Brian Druker, the director of the Knight Cancer Institute, said a person with this form of cancer may actually be fighting three or four types of leukemia. That’s made it extremely difficult to figure out the right medicine to use and whether a patient will develop resistance to the treatment.
“It was clear we needed incredibly sophisticated computational efforts to try to digest all the data we were generating and to try to make sense of it,” said Druker, whose previous research led to vastly improved life expectancies for patients with chronic myeloid leukemia.
Druker thinks of this kind of collaboration as a two-way dialogue: His team of experts can provide the hypotheses that help the computer scientists know what to look for in the data. The computer scientists, in turn, can do the analysis needed to help them prove or disprove their hypotheses.
That can then help them more quickly develop the needed treatments and therapies.
“I’ve always believed that the data is trying to tell us what the answer is, but we need to know how to listen to it,” he said. “That’s where the computation comes in.”

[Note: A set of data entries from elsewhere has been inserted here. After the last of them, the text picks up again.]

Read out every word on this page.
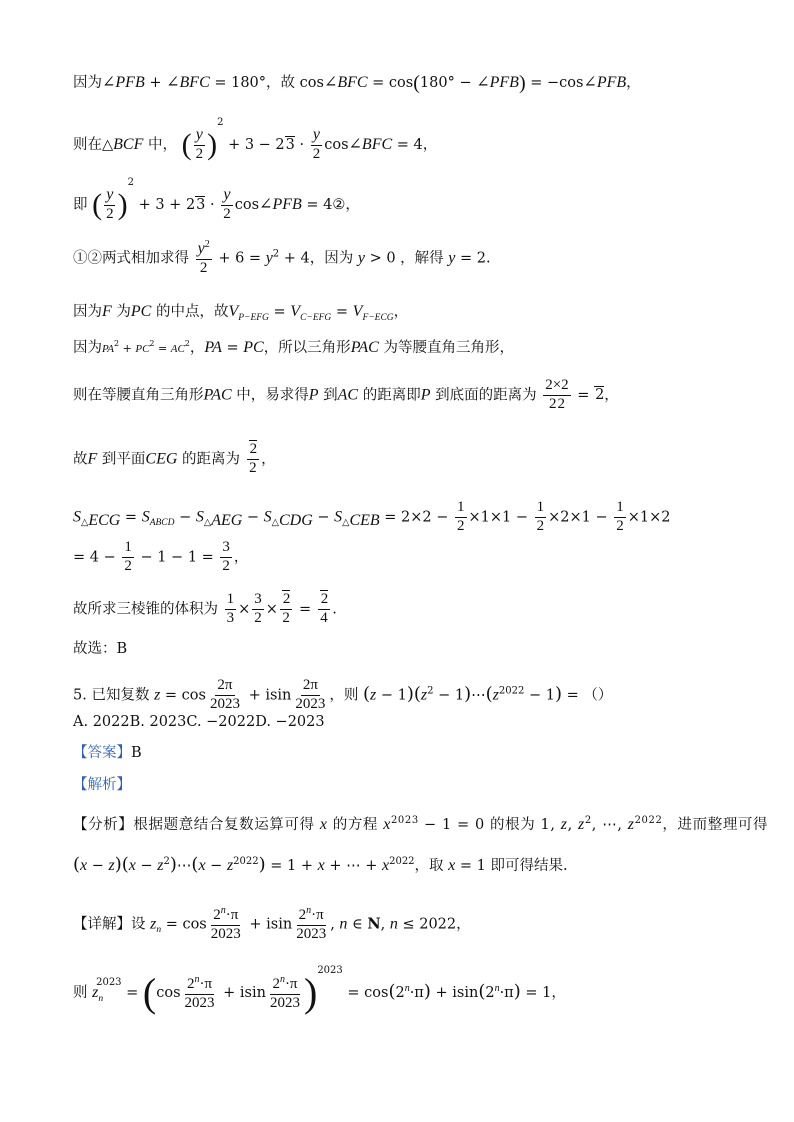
因为∠PFB + ∠BFC = 180°，故 cos∠BFC = cos(180° − ∠PFB) = −cos∠PFB，
则在△BCF 中， ( $\frac{y}{2} )^2 + 3 - 23 \cdot \frac{y}{2}$ cos∠BFC = 4，
即 ( $\frac{y}{2} )^2 + 3 + 23 \cdot \frac{y}{2}$ cos∠PFB = 4②，
①②两式相加求得 $\frac{y^2}{2} + 6 = y^2 + 4$，因为 y > 0 ，解得 y = 2.
因为F 为PC 的中点，故$V_{P-EFG} = V_{C-EFG} = V_{F-ECG}$，
因为$PA^2 + PC^2 = AC^2$，PA = PC，所以三角形PAC 为等腰直角三角形，
则在等腰直角三角形PAC 中，易求得P 到AC 的距离即P 到底面的距离为 $\frac{2\times 2}{22} = 2$，
故F 到平面CEG 的距离为 $\frac{2}{2}$ ，
$S_{\triangle ECG} = S_{ABCD} - S_{\triangle AEG} - S_{\triangle CDG} - S_{\triangle CEB} = 2\times 2 - \frac{1}{2} \times 1\times 1 - \frac{1}{2} \times 2\times 1 - \frac{1}{2} \times 1\times 2$
= $4 - \frac{1}{2} - 1 - 1 = \frac{3}{2}$ ，
故所求三棱锥的体积为 $\frac{1}{3} \times \frac{3}{2} \times \frac{2}{2} = \frac{2}{4}$ .
故选：B
5. 已知复数 $z = \cos \frac{2\pi}{2023} + isin \frac{2\pi}{2023}$ ，则 $(z - 1)(z^2$ − $1)\cdots(z^{2022} - 1)$ = （）
A. 2022B. 2023C. −2022D. −2023
【答案】B
【解析】
【分析】根据题意结合复数运算可得 x 的方程 $x^{2023} - 1 = 0$ 的根为 1, z, $z^2$, ⋯, $z^{2022}$，进而整理可得
$(x - z)(x - z^2)\cdots(x - z^{2022}) = 1 + x$ + ⋯ + $x^{2022}$，取 x = 1 即可得结果.
【详解】设 $z_n = \cos \frac{2^n\cdot\pi}{2023} + isin \frac{2^n\cdot\pi}{2023}$ , n ∈ N, n ≤ 2022，
则 $z_n^{2023} = (\cos \frac{2^n\cdot\pi}{2023} + isin \frac{2^n\cdot\pi}{2023} )^{2023} = \cos(2^n\cdot\pi) + isin(2^n\cdot\pi) = 1$，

I’ve always believed that the data is trying to tell us what the answer is, but we need to know how to listen to it. That’s where the computation comes in.– Brian Druker, Knight Cancer Institute
Druker believes we are just at the beginning of understanding how data can help inform cancer research. In addition to genomic data, he said, researchers also should start looking at what he calls the other “omics,” including proteomics, or the study or proteins, and metabolomics, or the study of chemical processes involving metabolites.
“We’re going to have get beyond the genome,” he said. “The genome is telling us a lot, but it’s not telling us everything.”
Poon said they are still in the early stages of the research, but already they see how it could change, and save, lives.
“We are at this tantalizing moment where we’ve caught a glimpse of this really promising future, but there is so much work to be done,” he said.